A judge in Norfolk on Friday ruled in favor of Dominion Energy, allowing the utility to restart construction on its offshore wind project after the federal government halted it late last year.
The Trump administration cited recently uncovered risks to national security when it issued a 90-day stop-work order on Dec. 22.
But U.S. District Court Judge Jamar Walker said the order, which applied to five wind projects along the East Coast, did not outline how construction on the Virginia project specifically poses a risk to national security.
He said an extended pause on the project would cause irreparable harm to Dominion, which says it’s losing $5 million per day during the stoppage.

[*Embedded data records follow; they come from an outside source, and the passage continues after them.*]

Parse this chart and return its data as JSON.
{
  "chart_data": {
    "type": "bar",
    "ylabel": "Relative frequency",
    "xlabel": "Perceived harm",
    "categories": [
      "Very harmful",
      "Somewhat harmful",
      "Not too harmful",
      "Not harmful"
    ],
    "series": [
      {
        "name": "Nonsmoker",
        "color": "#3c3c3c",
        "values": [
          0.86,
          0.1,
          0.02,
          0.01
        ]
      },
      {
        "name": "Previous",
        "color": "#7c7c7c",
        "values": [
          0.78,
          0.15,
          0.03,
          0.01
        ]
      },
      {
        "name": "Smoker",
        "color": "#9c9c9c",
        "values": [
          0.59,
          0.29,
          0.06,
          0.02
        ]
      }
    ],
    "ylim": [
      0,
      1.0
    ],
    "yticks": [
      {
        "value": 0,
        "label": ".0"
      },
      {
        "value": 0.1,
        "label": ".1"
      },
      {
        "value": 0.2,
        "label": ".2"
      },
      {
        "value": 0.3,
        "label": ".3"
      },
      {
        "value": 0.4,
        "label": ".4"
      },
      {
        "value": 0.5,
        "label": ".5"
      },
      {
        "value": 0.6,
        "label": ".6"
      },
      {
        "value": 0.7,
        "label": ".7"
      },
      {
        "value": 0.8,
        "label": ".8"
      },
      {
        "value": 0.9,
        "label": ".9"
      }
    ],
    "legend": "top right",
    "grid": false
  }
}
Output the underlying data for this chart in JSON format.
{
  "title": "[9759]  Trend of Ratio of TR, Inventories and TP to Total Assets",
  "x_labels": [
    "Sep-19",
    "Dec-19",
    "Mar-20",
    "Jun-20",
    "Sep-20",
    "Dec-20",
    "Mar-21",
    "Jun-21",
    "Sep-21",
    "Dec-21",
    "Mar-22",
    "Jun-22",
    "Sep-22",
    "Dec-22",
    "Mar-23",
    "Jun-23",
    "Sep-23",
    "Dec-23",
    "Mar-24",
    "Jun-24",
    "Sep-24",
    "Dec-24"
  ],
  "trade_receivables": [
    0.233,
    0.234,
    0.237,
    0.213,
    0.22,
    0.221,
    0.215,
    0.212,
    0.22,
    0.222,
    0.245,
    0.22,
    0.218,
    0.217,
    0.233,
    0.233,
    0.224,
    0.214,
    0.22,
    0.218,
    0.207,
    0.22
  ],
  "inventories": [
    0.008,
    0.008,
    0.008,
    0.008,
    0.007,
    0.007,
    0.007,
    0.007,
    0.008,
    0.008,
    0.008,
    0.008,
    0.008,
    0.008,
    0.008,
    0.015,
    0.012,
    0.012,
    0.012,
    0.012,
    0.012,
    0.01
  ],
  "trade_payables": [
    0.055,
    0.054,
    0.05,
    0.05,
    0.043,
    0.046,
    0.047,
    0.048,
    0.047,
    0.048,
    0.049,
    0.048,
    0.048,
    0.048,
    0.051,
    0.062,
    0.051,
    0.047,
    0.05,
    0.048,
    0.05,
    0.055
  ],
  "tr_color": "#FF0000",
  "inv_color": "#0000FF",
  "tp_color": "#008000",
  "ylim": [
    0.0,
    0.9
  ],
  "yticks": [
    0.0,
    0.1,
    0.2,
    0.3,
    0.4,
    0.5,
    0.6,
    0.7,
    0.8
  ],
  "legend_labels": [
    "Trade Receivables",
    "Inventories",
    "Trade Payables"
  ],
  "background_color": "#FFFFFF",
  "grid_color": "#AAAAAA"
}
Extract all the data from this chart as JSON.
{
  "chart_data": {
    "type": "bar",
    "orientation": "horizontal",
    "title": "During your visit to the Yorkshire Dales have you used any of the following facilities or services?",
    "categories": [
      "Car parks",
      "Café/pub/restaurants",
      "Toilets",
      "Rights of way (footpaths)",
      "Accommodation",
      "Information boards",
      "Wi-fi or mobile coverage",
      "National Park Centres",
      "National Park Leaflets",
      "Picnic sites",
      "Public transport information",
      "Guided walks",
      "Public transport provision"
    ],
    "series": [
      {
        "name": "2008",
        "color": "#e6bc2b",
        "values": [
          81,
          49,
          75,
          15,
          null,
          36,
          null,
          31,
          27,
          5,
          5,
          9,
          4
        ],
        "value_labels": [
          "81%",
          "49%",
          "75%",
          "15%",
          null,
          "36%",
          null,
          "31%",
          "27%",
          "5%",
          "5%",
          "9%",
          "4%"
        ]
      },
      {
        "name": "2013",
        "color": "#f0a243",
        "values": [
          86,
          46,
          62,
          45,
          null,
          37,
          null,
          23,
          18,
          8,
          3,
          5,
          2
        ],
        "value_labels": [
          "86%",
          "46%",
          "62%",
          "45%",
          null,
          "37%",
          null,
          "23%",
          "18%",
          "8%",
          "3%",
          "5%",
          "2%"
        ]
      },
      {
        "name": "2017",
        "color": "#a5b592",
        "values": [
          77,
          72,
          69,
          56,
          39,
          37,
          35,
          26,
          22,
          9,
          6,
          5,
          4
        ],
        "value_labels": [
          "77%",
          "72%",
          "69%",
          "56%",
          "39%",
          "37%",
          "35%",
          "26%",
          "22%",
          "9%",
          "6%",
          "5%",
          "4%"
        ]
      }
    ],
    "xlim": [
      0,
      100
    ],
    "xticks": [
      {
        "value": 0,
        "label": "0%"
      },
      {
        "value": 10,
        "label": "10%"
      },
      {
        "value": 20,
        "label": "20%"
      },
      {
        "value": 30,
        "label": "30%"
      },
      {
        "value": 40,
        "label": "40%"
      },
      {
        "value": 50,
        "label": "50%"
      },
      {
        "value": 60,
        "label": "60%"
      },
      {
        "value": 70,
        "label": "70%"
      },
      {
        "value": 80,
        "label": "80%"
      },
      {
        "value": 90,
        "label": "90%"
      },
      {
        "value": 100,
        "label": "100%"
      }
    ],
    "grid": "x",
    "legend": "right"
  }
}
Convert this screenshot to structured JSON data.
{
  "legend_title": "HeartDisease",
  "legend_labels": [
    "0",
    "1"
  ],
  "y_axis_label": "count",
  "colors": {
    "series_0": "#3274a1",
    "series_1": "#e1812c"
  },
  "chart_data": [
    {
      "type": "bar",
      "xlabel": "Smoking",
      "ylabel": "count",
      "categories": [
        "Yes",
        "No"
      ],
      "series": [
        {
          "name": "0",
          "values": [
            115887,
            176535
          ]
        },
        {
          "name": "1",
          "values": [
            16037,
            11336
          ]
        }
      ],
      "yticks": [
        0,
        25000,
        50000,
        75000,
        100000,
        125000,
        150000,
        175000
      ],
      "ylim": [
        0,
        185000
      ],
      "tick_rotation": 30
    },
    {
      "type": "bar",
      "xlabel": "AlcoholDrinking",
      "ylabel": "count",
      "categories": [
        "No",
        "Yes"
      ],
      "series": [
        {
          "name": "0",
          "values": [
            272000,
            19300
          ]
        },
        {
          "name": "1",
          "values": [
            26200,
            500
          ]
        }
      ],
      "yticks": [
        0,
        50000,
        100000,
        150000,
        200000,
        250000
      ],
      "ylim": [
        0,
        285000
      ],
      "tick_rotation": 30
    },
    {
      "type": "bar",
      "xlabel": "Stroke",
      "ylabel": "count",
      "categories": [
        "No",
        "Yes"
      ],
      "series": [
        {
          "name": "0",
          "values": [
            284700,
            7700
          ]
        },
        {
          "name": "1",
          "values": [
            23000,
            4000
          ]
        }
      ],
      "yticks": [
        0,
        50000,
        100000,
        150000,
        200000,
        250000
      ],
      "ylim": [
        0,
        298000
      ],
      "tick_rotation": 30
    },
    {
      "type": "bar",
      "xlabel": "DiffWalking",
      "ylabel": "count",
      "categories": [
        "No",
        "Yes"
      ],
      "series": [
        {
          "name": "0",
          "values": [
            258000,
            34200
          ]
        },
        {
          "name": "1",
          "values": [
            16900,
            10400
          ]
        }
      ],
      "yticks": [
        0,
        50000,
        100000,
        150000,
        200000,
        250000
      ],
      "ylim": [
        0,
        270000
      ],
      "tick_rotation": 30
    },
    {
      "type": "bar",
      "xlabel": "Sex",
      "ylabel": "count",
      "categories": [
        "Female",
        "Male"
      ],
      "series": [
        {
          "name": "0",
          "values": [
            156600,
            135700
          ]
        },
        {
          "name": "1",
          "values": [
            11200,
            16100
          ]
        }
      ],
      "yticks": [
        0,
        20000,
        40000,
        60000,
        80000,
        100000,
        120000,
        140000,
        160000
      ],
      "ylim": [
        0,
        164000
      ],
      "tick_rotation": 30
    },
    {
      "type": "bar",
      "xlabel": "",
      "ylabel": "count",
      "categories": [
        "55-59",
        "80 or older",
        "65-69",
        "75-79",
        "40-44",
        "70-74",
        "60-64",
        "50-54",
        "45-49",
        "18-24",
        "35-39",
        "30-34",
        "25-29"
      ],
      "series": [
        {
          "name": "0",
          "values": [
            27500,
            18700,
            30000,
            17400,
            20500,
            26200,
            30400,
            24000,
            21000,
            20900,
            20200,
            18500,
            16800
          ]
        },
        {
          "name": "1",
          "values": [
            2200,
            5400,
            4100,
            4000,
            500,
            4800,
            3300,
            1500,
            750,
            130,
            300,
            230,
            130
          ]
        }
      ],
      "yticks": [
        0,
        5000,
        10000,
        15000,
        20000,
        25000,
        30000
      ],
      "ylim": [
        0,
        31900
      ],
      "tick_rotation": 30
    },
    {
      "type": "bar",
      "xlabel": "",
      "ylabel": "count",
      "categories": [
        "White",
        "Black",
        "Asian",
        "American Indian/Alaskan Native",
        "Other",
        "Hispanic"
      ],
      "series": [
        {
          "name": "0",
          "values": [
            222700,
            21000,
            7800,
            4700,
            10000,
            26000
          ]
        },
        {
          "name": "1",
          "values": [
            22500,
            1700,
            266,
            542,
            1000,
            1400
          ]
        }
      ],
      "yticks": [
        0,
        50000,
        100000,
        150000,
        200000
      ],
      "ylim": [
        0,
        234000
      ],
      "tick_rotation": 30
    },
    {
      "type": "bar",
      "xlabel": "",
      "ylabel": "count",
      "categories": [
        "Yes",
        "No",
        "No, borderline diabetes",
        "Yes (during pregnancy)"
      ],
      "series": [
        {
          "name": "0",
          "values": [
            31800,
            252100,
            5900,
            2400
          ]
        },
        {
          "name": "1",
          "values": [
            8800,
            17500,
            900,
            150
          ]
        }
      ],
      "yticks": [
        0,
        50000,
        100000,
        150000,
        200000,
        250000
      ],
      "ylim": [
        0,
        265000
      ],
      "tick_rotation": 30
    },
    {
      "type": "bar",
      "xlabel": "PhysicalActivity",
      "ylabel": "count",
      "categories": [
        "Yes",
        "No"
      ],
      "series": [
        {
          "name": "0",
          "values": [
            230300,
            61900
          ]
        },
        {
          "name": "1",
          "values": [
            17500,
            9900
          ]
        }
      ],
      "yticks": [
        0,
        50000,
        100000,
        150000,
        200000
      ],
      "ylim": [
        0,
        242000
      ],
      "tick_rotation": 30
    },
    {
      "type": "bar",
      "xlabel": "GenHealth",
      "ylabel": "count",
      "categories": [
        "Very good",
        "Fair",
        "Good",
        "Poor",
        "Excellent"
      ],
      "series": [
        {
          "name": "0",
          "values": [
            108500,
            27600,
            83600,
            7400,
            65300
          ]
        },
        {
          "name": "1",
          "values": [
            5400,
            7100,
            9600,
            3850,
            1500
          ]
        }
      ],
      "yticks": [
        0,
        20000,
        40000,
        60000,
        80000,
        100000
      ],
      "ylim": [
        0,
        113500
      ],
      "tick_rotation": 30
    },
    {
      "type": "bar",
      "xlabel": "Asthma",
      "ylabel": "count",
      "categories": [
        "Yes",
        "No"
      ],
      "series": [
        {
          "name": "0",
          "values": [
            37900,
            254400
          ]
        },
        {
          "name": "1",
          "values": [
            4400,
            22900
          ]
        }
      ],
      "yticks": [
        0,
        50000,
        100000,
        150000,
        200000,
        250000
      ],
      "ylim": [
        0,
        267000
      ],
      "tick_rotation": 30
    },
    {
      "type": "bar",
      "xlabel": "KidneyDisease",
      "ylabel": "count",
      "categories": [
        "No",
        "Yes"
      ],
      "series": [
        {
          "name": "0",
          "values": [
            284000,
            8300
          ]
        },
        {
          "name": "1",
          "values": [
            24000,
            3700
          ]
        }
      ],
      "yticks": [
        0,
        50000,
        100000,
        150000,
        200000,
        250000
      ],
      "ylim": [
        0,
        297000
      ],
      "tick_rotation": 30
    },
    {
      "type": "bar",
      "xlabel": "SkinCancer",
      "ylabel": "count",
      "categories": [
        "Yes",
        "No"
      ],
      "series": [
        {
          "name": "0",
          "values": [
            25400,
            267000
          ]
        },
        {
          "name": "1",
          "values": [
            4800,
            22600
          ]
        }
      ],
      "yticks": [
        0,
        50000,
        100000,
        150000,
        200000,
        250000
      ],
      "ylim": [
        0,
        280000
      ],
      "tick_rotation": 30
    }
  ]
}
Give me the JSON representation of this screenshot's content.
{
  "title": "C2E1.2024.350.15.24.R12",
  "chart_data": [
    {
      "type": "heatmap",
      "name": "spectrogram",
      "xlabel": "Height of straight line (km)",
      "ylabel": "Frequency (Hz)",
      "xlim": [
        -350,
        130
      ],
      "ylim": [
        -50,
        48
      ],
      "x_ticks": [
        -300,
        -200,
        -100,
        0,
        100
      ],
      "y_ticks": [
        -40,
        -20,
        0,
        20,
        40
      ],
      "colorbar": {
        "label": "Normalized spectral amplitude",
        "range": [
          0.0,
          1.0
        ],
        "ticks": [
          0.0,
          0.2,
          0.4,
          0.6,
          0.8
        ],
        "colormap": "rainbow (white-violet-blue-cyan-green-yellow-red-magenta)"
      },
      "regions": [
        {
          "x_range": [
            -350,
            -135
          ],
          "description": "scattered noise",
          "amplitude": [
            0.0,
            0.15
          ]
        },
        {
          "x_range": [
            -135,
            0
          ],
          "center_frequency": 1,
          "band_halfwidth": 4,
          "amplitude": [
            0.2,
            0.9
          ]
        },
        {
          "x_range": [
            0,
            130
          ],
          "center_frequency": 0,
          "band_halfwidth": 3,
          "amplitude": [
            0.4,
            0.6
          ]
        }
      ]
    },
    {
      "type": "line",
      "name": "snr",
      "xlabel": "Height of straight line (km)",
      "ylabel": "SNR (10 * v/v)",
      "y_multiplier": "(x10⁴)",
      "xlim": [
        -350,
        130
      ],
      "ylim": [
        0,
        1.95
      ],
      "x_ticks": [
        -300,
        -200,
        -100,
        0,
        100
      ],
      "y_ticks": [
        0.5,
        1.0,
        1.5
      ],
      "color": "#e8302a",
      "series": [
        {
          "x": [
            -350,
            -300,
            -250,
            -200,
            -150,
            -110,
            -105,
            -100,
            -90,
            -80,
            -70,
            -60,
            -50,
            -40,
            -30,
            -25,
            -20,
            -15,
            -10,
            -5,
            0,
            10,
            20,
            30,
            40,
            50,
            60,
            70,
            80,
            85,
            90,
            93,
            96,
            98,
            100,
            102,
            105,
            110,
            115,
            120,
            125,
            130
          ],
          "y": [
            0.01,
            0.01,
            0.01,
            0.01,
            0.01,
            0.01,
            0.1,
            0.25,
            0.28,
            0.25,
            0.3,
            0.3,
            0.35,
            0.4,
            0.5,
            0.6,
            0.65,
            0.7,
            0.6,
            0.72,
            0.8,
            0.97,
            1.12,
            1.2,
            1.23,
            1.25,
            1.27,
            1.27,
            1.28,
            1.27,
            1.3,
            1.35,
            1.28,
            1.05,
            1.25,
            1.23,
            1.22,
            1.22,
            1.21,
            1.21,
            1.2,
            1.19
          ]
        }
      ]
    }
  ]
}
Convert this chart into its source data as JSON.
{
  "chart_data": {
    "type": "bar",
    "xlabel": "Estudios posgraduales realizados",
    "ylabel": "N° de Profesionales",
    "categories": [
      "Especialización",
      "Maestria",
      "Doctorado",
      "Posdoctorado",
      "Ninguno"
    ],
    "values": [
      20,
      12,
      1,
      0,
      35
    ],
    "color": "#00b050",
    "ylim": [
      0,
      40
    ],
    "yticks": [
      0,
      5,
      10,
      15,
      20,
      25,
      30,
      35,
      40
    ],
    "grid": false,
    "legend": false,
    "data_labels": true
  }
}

Walker granted Dominion a preliminary injunction, which allows the company to resume construction while the case proceeds in court.
The $11 billion Coastal Virginia Offshore Wind project, or CVOW, stretches about 27 to 44 miles off the Virginia Beach Oceanfront. It’s expected to start delivering electricity to the grid soon and finish construction later this year. Dominion already spent $9 billion on the project, which would become the nation's largest commercial offshore wind farm.
“Our team will now focus on safely restarting work to ensure CVOW begins delivery of critical energy in just weeks,” the utility said in a statement following the ruling. “While our legal challenge proceeds, we will continue seeking a durable resolution of this matter through cooperation with the federal government.”
Dominion’s court victory followed others in similar lawsuits farther north. Federal judges this week allowed two offshore wind projects off New York and New England to restart construction, also citing a lack of specificity on national security concerns.
The Virginia project, in particular, has gone through extensive review by federal and military agencies, given the project’s location near several military installations.
Dominion said officials have held numerous meetings and entered into several mitigation agreements to address potential security concerns, including meetings as recently as four days before the stop-work order. The utility paid the North American Aerospace Defense Command $250,000 for radar upgrades to mitigate potential issues.
CVOW is more than a decade in the making. Dominion acquired the lease in 2013 and went through a lengthy approval process with the Bureau of Ocean Energy Management before starting construction in 2024.
On his first day in office, President Trump signed an executive order temporarily halting all new federal leases and permits for wind energy. It did not stop projects already fully permitted and under construction, such as Dominion’s.
Over the past year, the administration has taken further actions against offshore wind, but the Virginia project was unaffected until the order last month.
The Interior Department said the pause is meant to address “national security risks inherent to large-scale offshore wind projects.”
The government shared classified information with the court, but declined to provide the documents to Dominion, leaving the utility “flying blind” about the administration’s concerns, Dominion attorney James Auslander said at the hearing Friday.
Publicly, federal officials have identified “radar interference” as a potential risk from offshore wind, which Dominion said was discussed in its prior approval process and during ongoing conversations with federal agencies in Hampton Roads.
Other concerns remain classified.
“The government can't just wave around ‘national security’ as a magic wand,” Auslander said. “They can’t just say ‘national security,’ file a secret report and call it a day.”
Judge Walker said although the government has every right to address national security concerns, they would likely be tied to the operation of the wind farm, rather than construction. That doesn’t justify prohibiting such work while investigating further, he said.
The stop-work order is likely overly broad and “ill-fitted” because it does not explain harm from the Virginia project in particular, Walker said.
He also acknowledged Dominion’s concerns that the government has not engaged with the utility about how to address purported threats.
Stanley Woodward, associate attorney general for the Justice Department, said “not a lot of fruitful discussion can happen” with Dominion until the defense department decides what classified information it’s willing to share.
“Is it unfair? Yes,” he said. But “we take issue with any suggestion that we have politicized the process.”
Dominion received several amicus briefs in support leading up to Friday’s hearing, including from North America’s Building Trades Unions; Senators Mark Warner and Tim Kaine and Rep. Bobby Scott; and PJM Interconnection, the Mid-Atlantic’s regional electric grid operator.
PJM wrote that the region needs as much energy as it can get to handle drastic increases in electricity demand, fueled largely by data centers.
“It takes many years for new generation to be constructed and connected to the transmission system,” the organization wrote. “The CVOW project … is an integral component of needed new generation that PJM has been relying upon to timely achieve commercial operation.”
The Virginia offshore wind project, with 176 wind turbines, is expected to produce about 2.6 gigawatts of electricity, or enough to power up to 660,000 homes.